Bank Negara To Implement Measures To Curb Level Of Household Debt
October 28 2010
KUALA LUMPUR, Oct 26 (Bernama) - Bank Negara Malaysia will implement measures to curb the level of household debt to ensure that it will not be a destabilising factor to the economy, governor Tan Sri Dr Zeti Akhtar Aziz said today.
"Although it is not an area of concern, this is something we will implement measures going forward to ensure that it will not be a destabilising factor to our economy because consumption demand has become an important driver for growth," she told reporters on the sidelines of the Global Islamic Finance Forum (GIFF) here today.

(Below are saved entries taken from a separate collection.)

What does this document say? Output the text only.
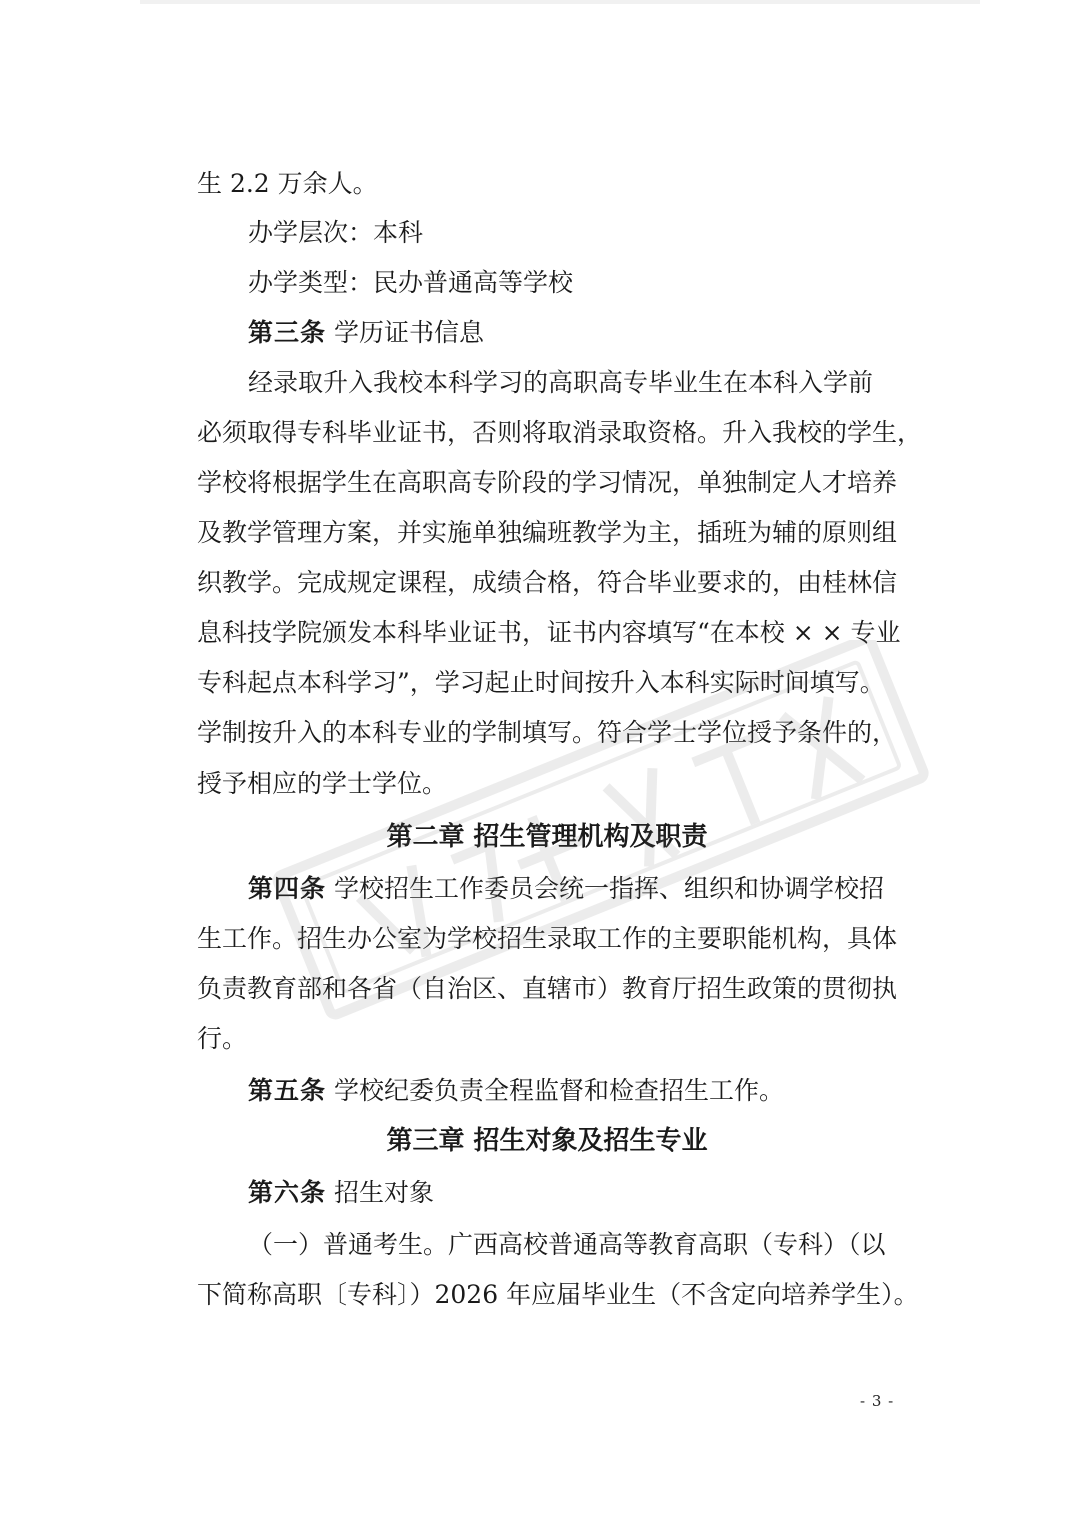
生 2.2 万余人。
办学层次：本科
办学类型：民办普通高等学校
第三条 学历证书信息
经录取升入我校本科学习的高职高专毕业生在本科入学前
必须取得专科毕业证书，否则将取消录取资格。升入我校的学生，
学校将根据学生在高职高专阶段的学习情况，单独制定人才培养
及教学管理方案，并实施单独编班教学为主，插班为辅的原则组
织教学。完成规定课程，成绩合格，符合毕业要求的，由桂林信
息科技学院颁发本科毕业证书，证书内容填写“在本校 × × 专业
专科起点本科学习”，学习起止时间按升入本科实际时间填写。
学制按升入的本科专业的学制填写。符合学士学位授予条件的，
授予相应的学士学位。
第二章 招生管理机构及职责
第四条 学校招生工作委员会统一指挥、组织和协调学校招
生工作。招生办公室为学校招生录取工作的主要职能机构，具体
负责教育部和各省（自治区、直辖市）教育厅招生政策的贯彻执
行。
第五条 学校纪委负责全程监督和检查招生工作。
第三章 招生对象及招生专业
第六条 招生对象
（一）普通考生。广西高校普通高等教育高职（专科）（以
下简称高职〔专科〕）2026 年应届毕业生（不含定向培养学生）。
- 3 -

"But at the same time we want it to progress in a manner that is within prudential level and will not pose risk or undermine sustainability of our growth," she said.
Zeti said financial literacy awareness programme would be one of the areas to be looked into due to the lack of financial literacy, especially among youngsters, which was seen as one of the factors contributing to the rising household debt.
She was responding to a question on the possibility of rising household debt and measures that could be taken by the central bank.
Last week, the Malaysian Institute of Economic Research (MIER) raised concern over the rising household debt level which stood at 77 per cent of the gross domestic product (GDP).
In the central bank annual report last year, household debt was reported to have increased to 76.6 per cent for the year, the highest in Asia, from 63.9 per cent of the GDP in 2008.
Zeti said the household debt was currently being managed with various institutional arrangements to make sure that it was not beyond the prudential level.
On inflationary pressures, the governor said although the domestic economy was experiencing strong demand, Bank Negara did not see any inflationary level.
However, the central bank is ready with measures and flexibility to implement measures to contain any movement indicating bubble, Zeti said.
"Right now, we don''t see the formation of asset bubble in place in Malaysia. At this point, there may be pockets of area where we see some speculative activities but this is not generalised throughout our economy," she said.
On the currency war, Zeti said the ringgit has not experienced any pressure, adding that the local currency movement "is very much dependent on the inflow and outflow".
"The central bank is well positioned to undertake any sort of intervention in the market if conditions become disorderly or very excessive movements taking place within a very short period of time but so far, we are very pleased the market has been very orderly," she said.
She also said that the ringgit had strengthened about 10 per cent against the US dollar and remained relatively stable against regional currencies to date.